Nicht, weil es nicht da ist, sondern weil unser Blick oft ganz automatisch woanders hingeht.
Wir sind mit unseren Gedanken bei dem, was noch fehlt, was noch nicht geklärt ist oder was wir noch erreichen und verändern möchten. Und so rutscht das, was bereits da ist, ganz leise in den Hintergrund.
Dabei geht es bei Dankbarkeit nicht darum, alles schönzureden oder so zu tun, als wäre immer alles gut. Es geht vielmehr darum, den eigenen Blick ein Stück zu erweitern. Neben dem, was schwierig ist, auch das wahrzunehmen, was trägt.

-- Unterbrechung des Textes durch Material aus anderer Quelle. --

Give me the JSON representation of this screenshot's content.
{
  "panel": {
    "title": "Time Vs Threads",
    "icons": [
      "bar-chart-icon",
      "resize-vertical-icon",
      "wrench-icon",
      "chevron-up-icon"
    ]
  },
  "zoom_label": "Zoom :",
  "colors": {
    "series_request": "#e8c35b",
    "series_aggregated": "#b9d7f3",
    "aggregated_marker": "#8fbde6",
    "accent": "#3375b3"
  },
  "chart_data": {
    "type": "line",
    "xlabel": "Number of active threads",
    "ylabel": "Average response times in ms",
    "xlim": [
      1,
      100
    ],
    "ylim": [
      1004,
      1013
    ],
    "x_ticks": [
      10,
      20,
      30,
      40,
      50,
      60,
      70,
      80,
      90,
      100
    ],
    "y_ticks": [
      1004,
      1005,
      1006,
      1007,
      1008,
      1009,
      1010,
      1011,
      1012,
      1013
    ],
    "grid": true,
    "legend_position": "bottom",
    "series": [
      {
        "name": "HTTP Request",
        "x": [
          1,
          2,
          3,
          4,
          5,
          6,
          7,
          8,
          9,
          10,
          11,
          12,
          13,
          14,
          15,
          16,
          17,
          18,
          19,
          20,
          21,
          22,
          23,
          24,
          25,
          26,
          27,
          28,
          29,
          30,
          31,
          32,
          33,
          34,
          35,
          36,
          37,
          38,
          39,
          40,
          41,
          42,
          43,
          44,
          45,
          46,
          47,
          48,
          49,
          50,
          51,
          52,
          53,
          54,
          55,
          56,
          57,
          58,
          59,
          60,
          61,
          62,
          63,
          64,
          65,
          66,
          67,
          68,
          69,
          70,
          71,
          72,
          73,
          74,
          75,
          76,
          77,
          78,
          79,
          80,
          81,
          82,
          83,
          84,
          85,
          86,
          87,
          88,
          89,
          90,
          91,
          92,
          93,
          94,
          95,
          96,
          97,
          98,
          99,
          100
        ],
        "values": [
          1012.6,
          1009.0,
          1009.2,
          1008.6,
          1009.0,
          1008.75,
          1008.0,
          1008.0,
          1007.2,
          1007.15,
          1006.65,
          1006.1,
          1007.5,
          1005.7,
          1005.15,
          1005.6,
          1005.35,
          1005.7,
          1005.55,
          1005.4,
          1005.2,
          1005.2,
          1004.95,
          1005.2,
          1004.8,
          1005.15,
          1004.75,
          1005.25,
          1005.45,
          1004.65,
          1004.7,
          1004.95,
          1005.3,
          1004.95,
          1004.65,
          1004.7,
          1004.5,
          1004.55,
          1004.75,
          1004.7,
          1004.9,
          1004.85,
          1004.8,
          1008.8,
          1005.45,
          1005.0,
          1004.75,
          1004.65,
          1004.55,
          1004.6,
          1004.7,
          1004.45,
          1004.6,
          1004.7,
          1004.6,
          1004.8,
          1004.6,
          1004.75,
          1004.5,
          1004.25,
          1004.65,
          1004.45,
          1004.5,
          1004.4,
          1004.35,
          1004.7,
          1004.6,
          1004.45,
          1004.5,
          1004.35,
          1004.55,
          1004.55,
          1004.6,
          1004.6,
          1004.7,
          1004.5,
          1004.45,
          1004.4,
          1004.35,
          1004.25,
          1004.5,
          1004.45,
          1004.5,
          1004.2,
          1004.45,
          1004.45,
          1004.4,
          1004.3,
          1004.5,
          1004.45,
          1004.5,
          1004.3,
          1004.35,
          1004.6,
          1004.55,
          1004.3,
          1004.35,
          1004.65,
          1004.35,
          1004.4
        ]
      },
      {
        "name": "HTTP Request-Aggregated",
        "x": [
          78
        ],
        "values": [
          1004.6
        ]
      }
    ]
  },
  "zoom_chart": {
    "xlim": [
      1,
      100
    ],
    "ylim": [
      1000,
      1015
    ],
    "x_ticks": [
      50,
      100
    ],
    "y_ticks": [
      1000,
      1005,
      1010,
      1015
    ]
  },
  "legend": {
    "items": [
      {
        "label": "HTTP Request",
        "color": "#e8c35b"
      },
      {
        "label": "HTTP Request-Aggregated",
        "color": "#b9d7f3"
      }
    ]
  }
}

Das kann etwas ganz Einfaches sein - ein Gespräch, das gutgetan hat, ein Moment der Ruhe, ein Ort, an dem Du Dich wohlfühlst. Oder Dinge, die so selbstverständlich geworden sind, dass wir sie kaum noch bemerken, obwohl sie unseren Alltag jeden Tag leichter machen.
Dankbarkeit verändert nicht alles, aber sie kann etwas verschieben. Leise, fast unbemerkt, und doch spürbar. Weg von dem Gefühl, dass ständig etwas fehlt, hin zu dem, was bereits da ist.
Vielleicht geht es also gar nicht darum, mehr zu tun oder etwas hinzuzufügen, sondern einfach darum, einen Moment innezuhalten und bewusst wahrzunehmen, was schon Teil Deines Lebens ist.
Manchmal liegt genau darin eine Ruhe, die wir sonst so oft suchen.